L’uomo sarebbe stato ucciso premeditatamente con un’iniezione di potassio dall’ex infermiera. Lo scorso dicembre è stata pronunciata la sentenza di primo grado e la Poggiali è stata condannata a 30 anni di carcere.
L’infermiera è stata imputata anche per la morte della 78enne Rosa Calderoni, una sua paziente deceduta a seguito di un’iniezione letale di potassio.
Per la sua morte la Poggiali era stata condannata in primo grado all’ergastolo, per poi vedersi assolta in due processi di appello e appello bis che la Cassazione ha annullato.
Per questo reato, che vede imputata la Poggiali ormai per la terza volta, l’infermiera verrà giudicata nei prossimi mesi.
La Poggiali resta in carcere: la decisione del giudice
Come riferisce anche l’Ansa, l’ex infermiera dell’Ausl Romagna Daniela Poggiali deve rimanere in carcere.

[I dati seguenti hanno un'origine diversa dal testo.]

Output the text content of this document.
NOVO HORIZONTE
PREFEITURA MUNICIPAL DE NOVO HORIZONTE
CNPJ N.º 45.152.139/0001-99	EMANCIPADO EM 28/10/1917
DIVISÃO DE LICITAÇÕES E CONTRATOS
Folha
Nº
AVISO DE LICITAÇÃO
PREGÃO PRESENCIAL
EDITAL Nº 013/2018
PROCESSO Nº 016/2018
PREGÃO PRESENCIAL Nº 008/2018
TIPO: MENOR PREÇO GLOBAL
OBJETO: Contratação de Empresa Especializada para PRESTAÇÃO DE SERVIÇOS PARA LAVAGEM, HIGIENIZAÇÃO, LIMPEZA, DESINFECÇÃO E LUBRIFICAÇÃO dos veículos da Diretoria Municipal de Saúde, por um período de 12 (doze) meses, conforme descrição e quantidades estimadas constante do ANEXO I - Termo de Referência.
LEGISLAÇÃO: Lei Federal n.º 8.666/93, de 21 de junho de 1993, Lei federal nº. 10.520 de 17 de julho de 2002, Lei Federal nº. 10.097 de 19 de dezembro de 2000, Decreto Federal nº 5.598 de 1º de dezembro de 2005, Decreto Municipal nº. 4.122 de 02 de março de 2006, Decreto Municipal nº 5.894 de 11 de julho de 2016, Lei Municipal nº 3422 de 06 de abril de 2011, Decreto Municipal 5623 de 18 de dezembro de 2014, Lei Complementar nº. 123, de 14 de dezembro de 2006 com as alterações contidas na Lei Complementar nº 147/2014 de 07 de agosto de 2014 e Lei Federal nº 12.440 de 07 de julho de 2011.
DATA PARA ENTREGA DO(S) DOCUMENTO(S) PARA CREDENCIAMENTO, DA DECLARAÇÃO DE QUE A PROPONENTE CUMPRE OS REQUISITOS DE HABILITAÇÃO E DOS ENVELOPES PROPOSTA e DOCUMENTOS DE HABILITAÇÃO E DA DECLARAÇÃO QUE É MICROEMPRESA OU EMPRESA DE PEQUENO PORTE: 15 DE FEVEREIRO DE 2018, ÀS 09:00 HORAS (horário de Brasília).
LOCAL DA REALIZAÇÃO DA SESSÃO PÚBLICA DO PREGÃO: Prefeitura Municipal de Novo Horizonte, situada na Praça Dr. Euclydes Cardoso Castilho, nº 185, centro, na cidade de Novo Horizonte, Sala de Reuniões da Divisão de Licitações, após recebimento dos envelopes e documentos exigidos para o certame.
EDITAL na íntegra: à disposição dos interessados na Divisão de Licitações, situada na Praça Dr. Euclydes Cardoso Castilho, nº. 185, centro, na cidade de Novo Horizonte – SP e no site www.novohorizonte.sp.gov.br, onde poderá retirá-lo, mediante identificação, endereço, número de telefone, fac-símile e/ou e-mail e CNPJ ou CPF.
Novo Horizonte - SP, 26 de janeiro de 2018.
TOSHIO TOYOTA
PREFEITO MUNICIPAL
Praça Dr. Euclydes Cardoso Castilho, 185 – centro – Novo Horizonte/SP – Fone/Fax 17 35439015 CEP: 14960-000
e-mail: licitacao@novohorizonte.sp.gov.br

A deciderlo il Tribunale della Libertà di Bologna, che ha respinto la richiesta dei suoi legali di annullamento dell’ordinanza di custodia cautelare.
Secondo il giudice, l’infermiera:
“Non è capace di autogoverno e conserva la più totale assenza di senso di umanità”.
Il rischio è quello di una reiterazione del reato, tanto che la Poggiali potrebbe mettere in atto:
“Espressioni di crudeltà verso pazienti o comunque verso terzi”.
La Poggiali resta quindi in carcere con l’accusa di omicidio volontario premeditato.